Mais le lac a d'autres plans.
Car sous ses eaux noires, depuis cent vingt-six ans, un homme attend. Gabriel. Noyé la veille de ses noces en 1898, condamné par une malédiction ancienne à errer entre deux mondes, visible seulement de ceux qui portent en eux une blessure assez profonde pour voir l'invisible. Chaque pleine lune, il émerge et marche sur l'eau, cherchant désespérément un regard qui le reconnaisse. Depuis cent vingt-six ans, personne ne l'a vu. Personne ne lui a parlé. Personne ne lui a souri.
Jusqu'à Clara.
La première nuit où elle le voit, Clara croit devenir folle. Un homme sur l'eau ? Des vêtements d'un autre siècle ? Elle veut fuir, mais ses jambes refusent. Lui s'approche, et quand il parle, sa voix est celle d'un homme qui a désappris l'usage des mots.

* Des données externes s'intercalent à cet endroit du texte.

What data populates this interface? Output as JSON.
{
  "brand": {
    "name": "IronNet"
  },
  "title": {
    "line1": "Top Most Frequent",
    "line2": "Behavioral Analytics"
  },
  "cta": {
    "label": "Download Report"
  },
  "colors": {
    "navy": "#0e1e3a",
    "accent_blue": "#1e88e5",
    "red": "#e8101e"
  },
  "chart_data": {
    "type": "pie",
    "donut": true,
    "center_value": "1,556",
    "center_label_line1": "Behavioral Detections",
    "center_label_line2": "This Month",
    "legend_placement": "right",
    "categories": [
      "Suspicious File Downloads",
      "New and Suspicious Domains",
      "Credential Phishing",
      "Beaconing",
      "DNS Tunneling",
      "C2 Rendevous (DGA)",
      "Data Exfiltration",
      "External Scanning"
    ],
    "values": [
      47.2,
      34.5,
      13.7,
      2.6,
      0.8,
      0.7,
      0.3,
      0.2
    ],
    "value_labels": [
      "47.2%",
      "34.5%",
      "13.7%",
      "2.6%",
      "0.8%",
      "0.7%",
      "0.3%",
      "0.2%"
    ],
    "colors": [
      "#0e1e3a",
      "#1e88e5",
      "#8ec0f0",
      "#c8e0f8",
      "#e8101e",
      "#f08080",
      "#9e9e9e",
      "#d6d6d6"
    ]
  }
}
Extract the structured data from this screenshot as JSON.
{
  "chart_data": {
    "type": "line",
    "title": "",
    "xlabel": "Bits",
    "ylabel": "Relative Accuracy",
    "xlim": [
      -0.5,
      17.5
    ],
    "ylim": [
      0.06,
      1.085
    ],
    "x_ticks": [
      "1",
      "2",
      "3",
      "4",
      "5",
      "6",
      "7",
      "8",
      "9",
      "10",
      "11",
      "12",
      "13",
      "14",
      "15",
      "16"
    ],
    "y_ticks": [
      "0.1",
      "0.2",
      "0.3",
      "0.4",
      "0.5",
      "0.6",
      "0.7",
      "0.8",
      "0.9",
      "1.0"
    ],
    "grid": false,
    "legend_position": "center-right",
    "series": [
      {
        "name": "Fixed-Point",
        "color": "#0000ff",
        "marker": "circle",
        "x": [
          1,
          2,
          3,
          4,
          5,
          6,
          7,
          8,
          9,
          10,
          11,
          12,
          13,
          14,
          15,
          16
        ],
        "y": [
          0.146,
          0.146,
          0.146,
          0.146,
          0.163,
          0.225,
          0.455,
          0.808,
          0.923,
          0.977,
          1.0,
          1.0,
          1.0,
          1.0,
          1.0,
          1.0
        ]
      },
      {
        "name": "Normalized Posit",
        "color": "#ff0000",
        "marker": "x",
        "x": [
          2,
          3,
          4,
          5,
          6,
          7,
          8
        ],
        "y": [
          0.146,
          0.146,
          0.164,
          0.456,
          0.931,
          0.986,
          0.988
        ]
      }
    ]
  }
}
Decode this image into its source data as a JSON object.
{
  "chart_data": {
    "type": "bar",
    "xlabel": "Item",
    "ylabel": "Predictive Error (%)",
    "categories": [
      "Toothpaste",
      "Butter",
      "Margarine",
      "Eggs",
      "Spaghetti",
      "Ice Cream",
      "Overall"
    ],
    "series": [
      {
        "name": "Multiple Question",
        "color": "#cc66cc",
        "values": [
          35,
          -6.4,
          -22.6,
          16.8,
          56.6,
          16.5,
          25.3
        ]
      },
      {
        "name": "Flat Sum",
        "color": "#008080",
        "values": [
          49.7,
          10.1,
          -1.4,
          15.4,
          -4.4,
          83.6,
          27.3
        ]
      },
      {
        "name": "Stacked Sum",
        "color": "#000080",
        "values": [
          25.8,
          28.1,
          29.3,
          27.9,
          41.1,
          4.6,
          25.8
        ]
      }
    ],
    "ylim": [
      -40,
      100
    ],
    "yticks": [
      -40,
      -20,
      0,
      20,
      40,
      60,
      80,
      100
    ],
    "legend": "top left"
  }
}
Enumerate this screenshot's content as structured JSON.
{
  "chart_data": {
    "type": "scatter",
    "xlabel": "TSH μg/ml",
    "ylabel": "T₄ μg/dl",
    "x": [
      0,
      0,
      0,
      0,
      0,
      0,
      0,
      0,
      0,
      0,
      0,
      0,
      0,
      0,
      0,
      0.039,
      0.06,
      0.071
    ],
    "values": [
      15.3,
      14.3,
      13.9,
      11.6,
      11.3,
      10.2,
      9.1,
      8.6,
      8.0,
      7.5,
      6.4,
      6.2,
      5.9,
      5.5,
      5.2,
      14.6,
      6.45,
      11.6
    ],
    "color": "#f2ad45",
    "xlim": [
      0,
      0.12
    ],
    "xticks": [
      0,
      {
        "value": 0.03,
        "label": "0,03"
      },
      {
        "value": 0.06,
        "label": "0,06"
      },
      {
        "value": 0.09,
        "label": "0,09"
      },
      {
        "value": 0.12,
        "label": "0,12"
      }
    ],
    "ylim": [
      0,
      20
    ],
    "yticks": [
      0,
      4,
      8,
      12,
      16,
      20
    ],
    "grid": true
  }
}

"Tu me vois ?" demande-t-il.
"Je te vois", répond-elle.
Et ce simple aveu change tout.
Ils parlent jusqu'à l'aube. Il raconte 1898, Élodie, la barque, la noyade, la malédiction. Elle raconte Paris, les reportages, la trahison de Simon, la mort de sa mère. Deux solitudes qui se rencontrent à la frontière du réel. Quand le soleil se lève, il doit plonger. Mais il reviendra. La prochaine pleine lune. Et l'autre après. Et l'autre encore.